# 7d mK II SHUTTER SPEED DROPS WHEN PHOTOGRAPHING ACTION



## ronaldbyram (May 8, 2017)

Hey all most power and wise! questions I am using my 7D Mark II shooting sports. (Amatur Rodeo) Sunday nights. with a 70-200 mk I in JPG. At the beginning in sun, using the fastest CF card. The shutter Flys. But as night time comes on and the poor arena lights come up. The ISO will hit 16000 and trying to hold a 1/500 shot. I will max our the camera. But I notice that the shutter speed drops. Any wisdom as to offer why? I've tried to turn off all extra options that I could. Just trying to under stand. Oh btw I will take approx 2000 for an event.


----------



## LordofTackle (May 8, 2017)

Hm, just a guess: could it be the anti-flicker option?
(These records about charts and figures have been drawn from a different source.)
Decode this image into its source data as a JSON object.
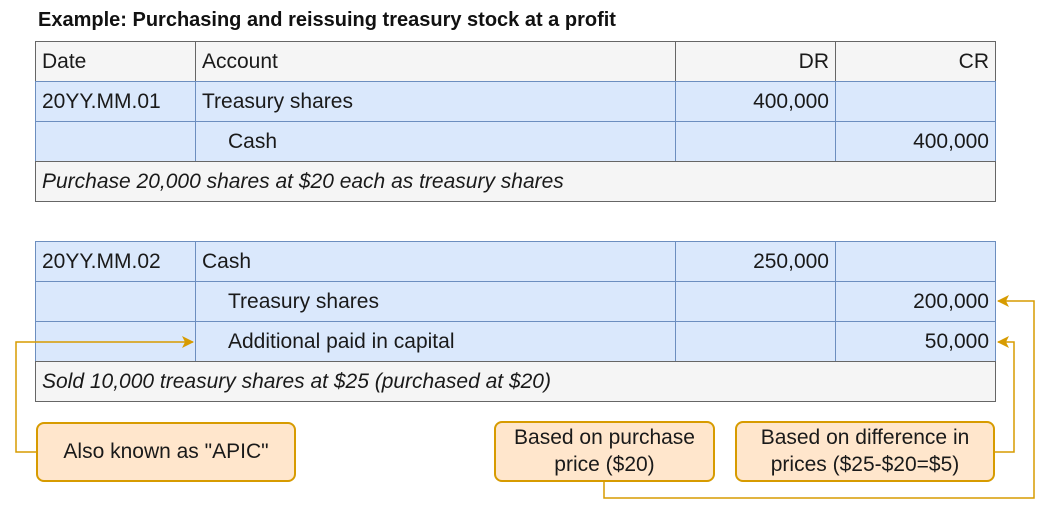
{
  "title": "Example: Purchasing and reissuing treasury stock at a profit",
  "table1": {
    "headers": {
      "date": "Date",
      "account": "Account",
      "dr": "DR",
      "cr": "CR"
    },
    "rows": [
      {
        "date": "20YY.MM.01",
        "account": "Treasury shares",
        "dr": "400,000",
        "cr": ""
      },
      {
        "date": "",
        "account": "Cash",
        "dr": "",
        "cr": "400,000"
      }
    ],
    "note": "Purchase 20,000 shares at $20 each as treasury shares"
  },
  "table2": {
    "rows": [
      {
        "date": "20YY.MM.02",
        "account": "Cash",
        "dr": "250,000",
        "cr": ""
      },
      {
        "date": "",
        "account": "Treasury shares",
        "dr": "",
        "cr": "200,000"
      },
      {
        "date": "",
        "account": "Additional paid in capital",
        "dr": "",
        "cr": "50,000"
      }
    ],
    "note": "Sold 10,000 treasury shares at $25 (purchased at $20)"
  },
  "callouts": {
    "apic": "Also known as \"APIC\"",
    "purchase_price_line1": "Based on purchase",
    "purchase_price_line2": "price ($20)",
    "difference_line1": "Based on difference in",
    "difference_line2": "prices ($25-$20=$5)"
  },
  "colors": {
    "header_fill": "#f5f5f5",
    "row_fill": "#dae8fc",
    "row_border": "#6c8ebf",
    "callout_fill": "#ffe6cc",
    "callout_border": "#d79b00"
  }
}
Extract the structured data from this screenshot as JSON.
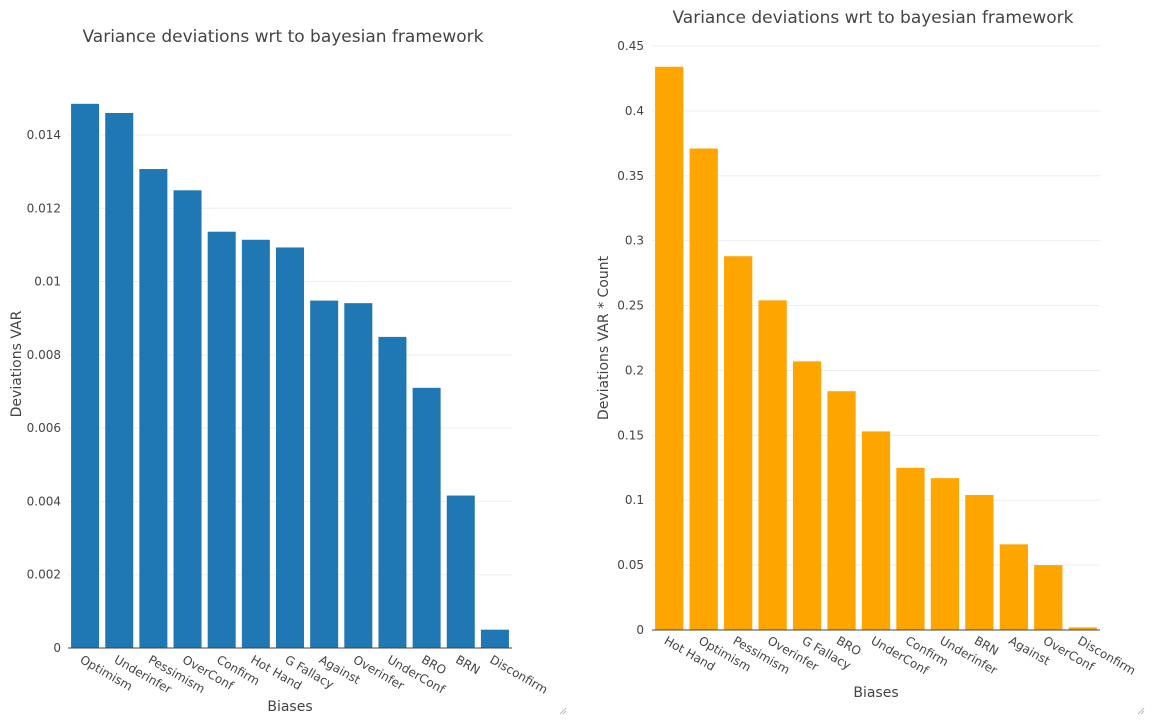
{
  "colors": {
    "left_bar": "#1f77b4",
    "right_bar": "#ffa500",
    "grid": "#eeeeee",
    "text": "#444444",
    "axis_line": "#444444"
  },
  "chart_data": [
    {
      "type": "bar",
      "title": "Variance deviations wrt to bayesian framework",
      "xlabel": "Biases",
      "ylabel": "Deviations VAR",
      "ylim": [
        0,
        0.0155
      ],
      "yticks": [
        0,
        0.002,
        0.004,
        0.006,
        0.008,
        0.01,
        0.012,
        0.014
      ],
      "ytick_labels": [
        "0",
        "0.002",
        "0.004",
        "0.006",
        "0.008",
        "0.01",
        "0.012",
        "0.014"
      ],
      "grid": true,
      "categories": [
        "Optimism",
        "Underinfer",
        "Pessimism",
        "OverConf",
        "Confirm",
        "Hot Hand",
        "G Fallacy",
        "Against",
        "Overinfer",
        "UnderConf",
        "BRO",
        "BRN",
        "Disconfirm"
      ],
      "values": [
        0.01485,
        0.0146,
        0.01307,
        0.01249,
        0.01136,
        0.01114,
        0.01093,
        0.00948,
        0.00941,
        0.00849,
        0.0071,
        0.00416,
        0.0005
      ]
    },
    {
      "type": "bar",
      "title": "Variance deviations wrt to bayesian framework",
      "xlabel": "Biases",
      "ylabel": "Deviations VAR * Count",
      "ylim": [
        0,
        0.45
      ],
      "yticks": [
        0,
        0.05,
        0.1,
        0.15,
        0.2,
        0.25,
        0.3,
        0.35,
        0.4,
        0.45
      ],
      "ytick_labels": [
        "0",
        "0.05",
        "0.1",
        "0.15",
        "0.2",
        "0.25",
        "0.3",
        "0.35",
        "0.4",
        "0.45"
      ],
      "grid": true,
      "categories": [
        "Hot Hand",
        "Optimism",
        "Pessimism",
        "Overinfer",
        "G Fallacy",
        "BRO",
        "UnderConf",
        "Confirm",
        "Underinfer",
        "BRN",
        "Against",
        "OverConf",
        "Disconfirm"
      ],
      "values": [
        0.434,
        0.371,
        0.288,
        0.254,
        0.207,
        0.184,
        0.153,
        0.125,
        0.117,
        0.104,
        0.066,
        0.05,
        0.002
      ]
    }
  ]
}
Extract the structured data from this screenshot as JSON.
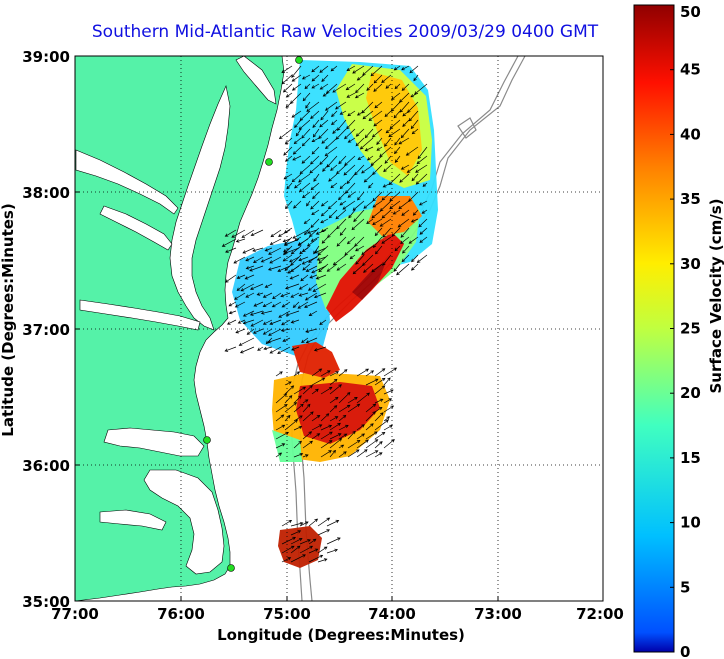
{
  "title": "Southern Mid-Atlantic Raw Velocities 2009/03/29 0400 GMT",
  "xlabel": "Longitude (Degrees:Minutes)",
  "ylabel": "Latitude (Degrees:Minutes)",
  "x_ticks": [
    "77:00",
    "76:00",
    "75:00",
    "74:00",
    "73:00",
    "72:00"
  ],
  "y_ticks": [
    "39:00",
    "38:00",
    "37:00",
    "36:00",
    "35:00"
  ],
  "colorbar": {
    "label": "Surface Velocity (cm/s)",
    "ticks": [
      "50",
      "45",
      "40",
      "35",
      "30",
      "25",
      "20",
      "15",
      "10",
      "5",
      "0"
    ],
    "range": [
      0,
      50
    ],
    "colormap": "jet"
  },
  "colors": {
    "land": "#55f2a8",
    "water": "#ffffff",
    "bathymetry": "#8a8a8a",
    "title": "#1010e0",
    "stations": "#22dd22"
  },
  "map": {
    "lon_range": [
      -77,
      -72
    ],
    "lat_range": [
      35,
      39
    ]
  }
}
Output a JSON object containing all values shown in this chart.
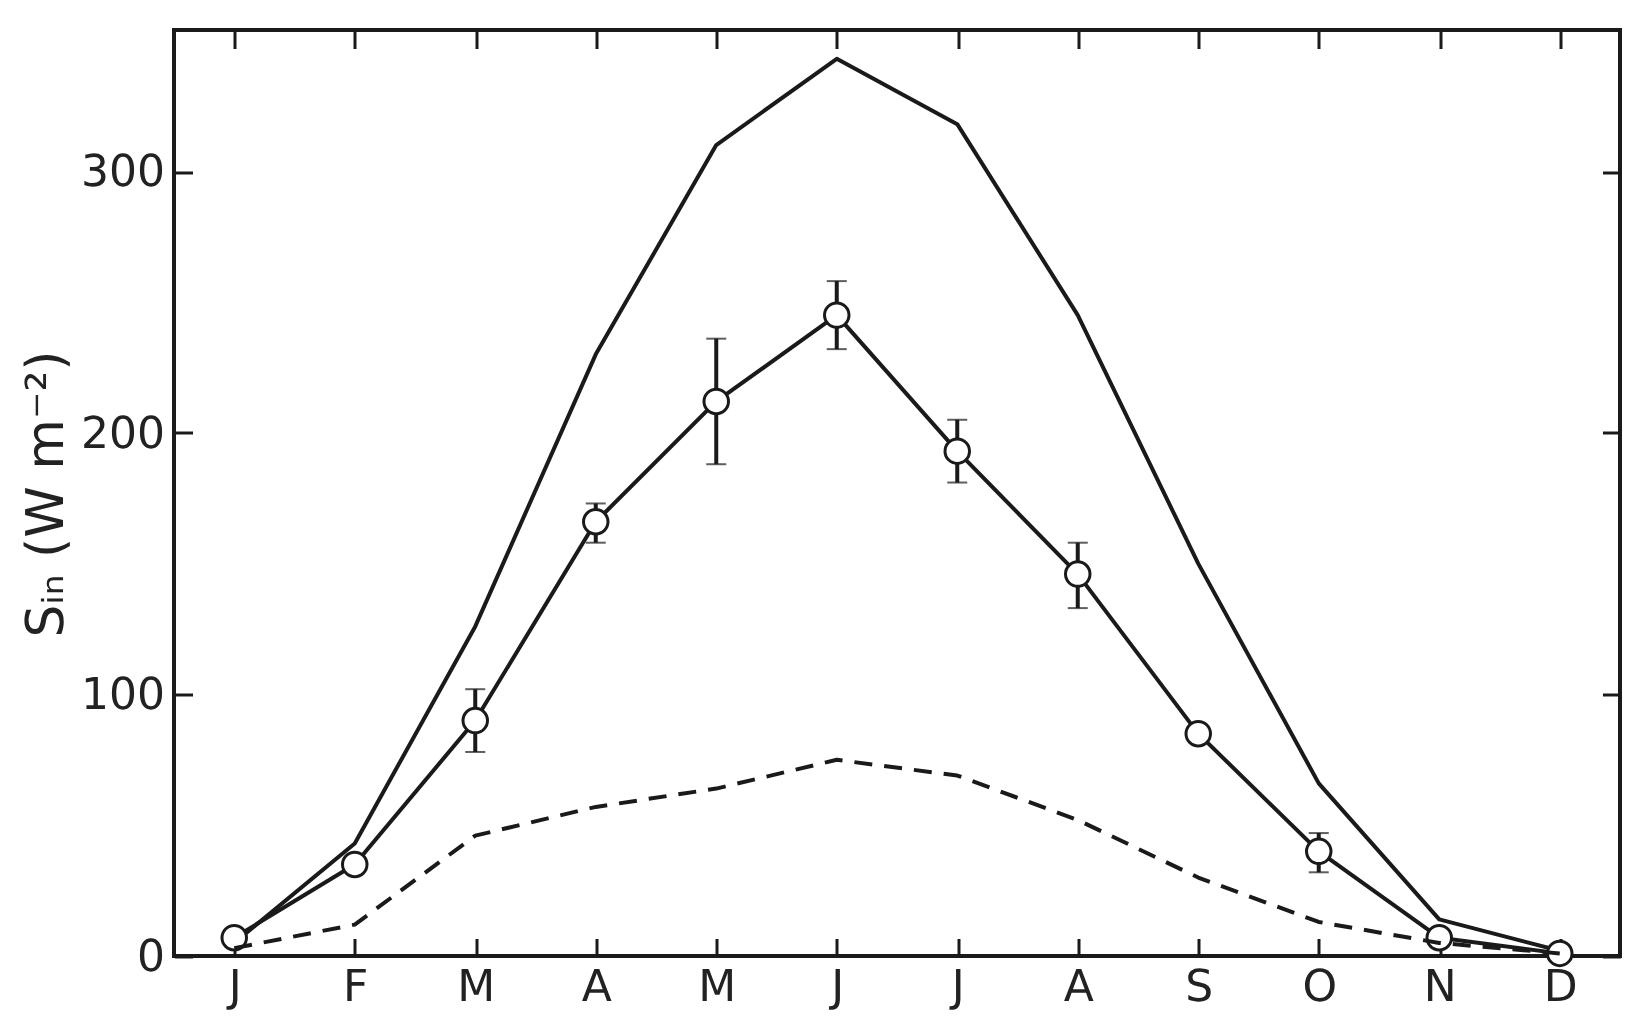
{
  "chart_data": {
    "type": "line",
    "ylabel": "Sᵢₙ (W m⁻²)",
    "categories": [
      "J",
      "F",
      "M",
      "A",
      "M",
      "J",
      "J",
      "A",
      "S",
      "O",
      "N",
      "D"
    ],
    "series": [
      {
        "color": "#1a1a1a",
        "line_style": "solid",
        "marker": "none",
        "values": [
          5,
          43,
          126,
          230,
          310,
          343,
          318,
          245,
          150,
          66,
          14,
          2
        ]
      },
      {
        "color": "#1a1a1a",
        "line_style": "solid",
        "marker": "circle",
        "values": [
          7,
          35,
          90,
          166,
          212,
          245,
          193,
          146,
          85,
          40,
          7,
          1
        ],
        "errors": [
          null,
          null,
          [
            78,
            102
          ],
          [
            158,
            173
          ],
          [
            188,
            236
          ],
          [
            232,
            258
          ],
          [
            181,
            205
          ],
          [
            133,
            158
          ],
          null,
          [
            32,
            47
          ],
          null,
          null
        ]
      },
      {
        "color": "#1a1a1a",
        "line_style": "dashed",
        "marker": "none",
        "values": [
          3,
          12,
          46,
          57,
          64,
          75,
          69,
          52,
          30,
          13,
          5,
          1
        ]
      }
    ],
    "ylim": [
      0,
      354
    ],
    "yticks": [
      0,
      100,
      200,
      300
    ]
  }
}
Just guessing since you mentioned the arena lights...
This ensures that your pictures are all equally lighted, but should slow down your frame rate a bit.

-Sebastian


----------



## Duckman (May 8, 2017)

My guess would be: shooting with higher ISO has a significantly larger file size and that is slowing down the camera?
-J


----------



## Mikehit (May 8, 2017)

There are so many variables.
Moving down the chain, in dull light the camera can take longer to calculate focus and this will affect the burst rate; then the shutter speed is maybe the most important - I believe Canon specify maximum burst rate at 1/1000 (or even 1/2000?) sec so your speed of 1/500 will hinder shooting rate. Then there is the buffer and the card writing speed - in some lighting conditions the filesize can go up to 30MB which will increase write times (and fill the buffer quicker).


----------



## sanj (May 8, 2017)

All of the above.


----------



## tron (May 8, 2017)

AI Servo 1st and 2nd image priority settings should affect fps.


----------



## ksgal (May 8, 2017)

It is probably the anti flicker, it is very noticeable in poor lit arenas.


----------



## Mikehit (May 8, 2017)

I thought anti-flicker was 'off' by default, so unless the OP has turned it on it would not be a factor.


----------



## [email protected] (May 8, 2017)

I'm betting on 2nd shutter focus priority. That alone would do it in poor light.


----------



## Jopa (May 8, 2017)

I noticed the same with my 1dx2. The fps drop like twice...
Does it really make sense to switch priority to balance or speed (it's on focus accuracy now)? I don't really want out of focus images neither.


----------



## ronaldbyram (May 10, 2017)

Thank you gang! I just checked and the anti Flicker is Disabled. I will go and check the other options. and Report back. 1st/2nd curtain focus.. and the file sizes. I had a friend also say that with the dim lights that the camera might be trying to attain focus lock with the poor contrast.


----------